Using Statistics to Improve Data Quality and Maximize Trial Success

December 4, 2019
Francois Torche
Applied Clinical Trials

Centralized monitoring offers sponsors and CROs the program-wide oversight they need to successfully develop the medications of the future, says CluePoints CEO, Francois Torche.

Poor quality data has the potential to destroy the validity of a clinical trial, wasting precious time and resources while introducing sizable roadblocks into the drug development pathway. But centralized monitoring offers sponsors and contract research organizations (CROs) the program-wide oversight they need to successfully develop the medications of the future. 

The statistical analysis of real-time data can identify atypical data early, giving study organizers the opportunity to investigate and rectify issues such as fraud, sloppiness, training needs, or faulty equipment before they have a chance to impact on the trial’s outcome.

Why does it matter? 

At the base level, centralized monitoring matters because it is a key component of the 2017 ICH E6 (R2) addendum. But its potential benefits make complying to this requirement much more than a box ticking exercise. 

Today’s complex, fragmented studies make data oversight increasingly difficult. Yet reviewing information as it accumulates, says the addendum, can identify missing, inconsistent or outlying data, spot protocol deviations, and examine trends in the range, consistency and variability of data both within and across sites. It can analyze site characteristics and performance metrics, evaluate for systemic errors in data collection and flag up potential data manipulation or integrity problems.

All this makes it an extremely valuable adjuvant to traditional review activities, such as those performed by clinical data management and data reviewers. By operating at a more contextual level, it can identify site and study issues that are likely to be significantly more impactful than those discovered during transactional, record-by-record inspection processes like data cleaning.

In short, centralized monitoring that utilises sophisticated data analytics and data visualization offers previously inaccessible oversights that can be continuously used to drive up data quality.

How it works

The primary goal of statistics-based centralized monitoring is identifying operational and clinical study risks. It does that by highlighting atypical patterns of data that could signal issues related to study conduct.

This approach allows sponsors and CROs to identify issues such as fraud, tampering or sloppiness in data entry, or problems with training or study equipment, and investigate them before they impact on the trial’s integrity.

Data trends

By taking a whole-program view, statistical data monitoring can examine the entirety of a trial’s data to spot outlying data trends that could signal a problem (as opposed to Key Risk Indicators that are limited in number).

It can use statistical tests to identify sites recording an atypical mean for a given measurement or atypical variability in measurements between patients, for example. Discreet, or list, tests can identify sites reporting atypical proportions of a particular value or option, and day/time tests can, among other things, spot sites with an atypical distribution of patient assessment times.

A sponsor of a phase III study in a chronic disease, for example, was alerted to fraud by looking at date/time tests on metadata. These tests highlighted that one site had entered the ePRO diary entries of all its 15 patients at the same time. This was obviously suspicious, and the subsequent investigation led to all 15 patients being removed from the analysis-with the consequences you can imagine on the statistical power of the trial. 
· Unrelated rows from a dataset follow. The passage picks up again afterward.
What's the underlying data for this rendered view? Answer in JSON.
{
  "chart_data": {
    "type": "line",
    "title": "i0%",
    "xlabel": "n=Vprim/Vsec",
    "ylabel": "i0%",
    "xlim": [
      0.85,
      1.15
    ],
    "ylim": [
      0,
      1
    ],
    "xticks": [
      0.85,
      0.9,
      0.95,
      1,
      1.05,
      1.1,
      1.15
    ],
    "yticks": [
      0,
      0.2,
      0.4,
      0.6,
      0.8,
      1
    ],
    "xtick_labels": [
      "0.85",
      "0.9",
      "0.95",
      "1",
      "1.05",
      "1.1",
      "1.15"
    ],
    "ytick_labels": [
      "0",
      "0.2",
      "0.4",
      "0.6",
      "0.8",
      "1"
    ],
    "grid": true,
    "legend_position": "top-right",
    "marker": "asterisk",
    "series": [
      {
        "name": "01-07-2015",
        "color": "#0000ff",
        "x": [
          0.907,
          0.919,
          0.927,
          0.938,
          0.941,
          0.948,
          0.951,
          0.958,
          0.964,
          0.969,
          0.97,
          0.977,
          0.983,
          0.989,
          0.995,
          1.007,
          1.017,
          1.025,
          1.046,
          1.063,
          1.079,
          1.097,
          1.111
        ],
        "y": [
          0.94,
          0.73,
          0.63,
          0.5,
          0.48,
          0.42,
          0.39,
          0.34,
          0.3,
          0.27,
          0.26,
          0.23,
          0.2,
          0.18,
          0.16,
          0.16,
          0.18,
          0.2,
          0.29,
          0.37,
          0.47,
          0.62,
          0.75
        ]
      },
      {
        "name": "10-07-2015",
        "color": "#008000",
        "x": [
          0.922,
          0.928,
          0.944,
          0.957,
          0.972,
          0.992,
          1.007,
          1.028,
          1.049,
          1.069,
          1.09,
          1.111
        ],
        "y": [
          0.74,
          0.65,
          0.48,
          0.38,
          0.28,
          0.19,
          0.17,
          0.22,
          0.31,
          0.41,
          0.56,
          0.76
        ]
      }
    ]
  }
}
In another trial, a diabetes study involving 300 patients, centralized monitoring revealed one site had an unusual lack of variability across patient vital signs measurements. It transpired upon investigation that staff were inventing missed vital signs measurements by interpolating.

Targeted data analytics 

Industry-leading centralized monitoring software will also allow sponsors and CROs to set Quality Tolerance Limit (QTL) predictors similar to KRIs but at the study level.

ICH-E6 (R2) calls for trials to contain predefined QTLs and stipulates that any deviation from these limits triggers an evaluation to determine any necessary remedial action. QTLs, which are set trial-wide, are designed to identify systemic errors, and any breach must be recorded in the clinical study report (CSR). 

KRIs and QTLs are particularly useful because they can alert sponsors to potential problems early, meaning they can be investigated and rectified before they impact on safety or become a breach.

Typical KRI examples are: visit-to-eCRF entry cycle time, missed assessment rate, auto-query rate, early termination rate and (Serious) adverse event (AE) rate. 

It could be cause for concern, for example, if the rate of AEs was 3 per person and per visit at one site while the overall trial is reporting no more than 1.2. It could be indicative of either sloppy reporting (and therefore a need for re-training) or safety issue. The KRI alert will give sponsors the opportunity to investigate and address the issue before it impacts in the validity of the study.

Indications of quality 

Using data analytics and data visualization to oversee the entirety of a clinical protocol or program gives sponsors and CROs an important tool to protect trial integrity. 

It utilises the realms of data sponsors and CROs have at their fingertips to spot potential issues early on so they can make the informed decisions that will keep their studies on track.

Data might not give us all the answers, but it can tell us which questions to ask-and therein lies the value of using statistics-based centralized monitoring to improve data quality in clinical trials.

 

Francois Torche is the CEO at CluePoints.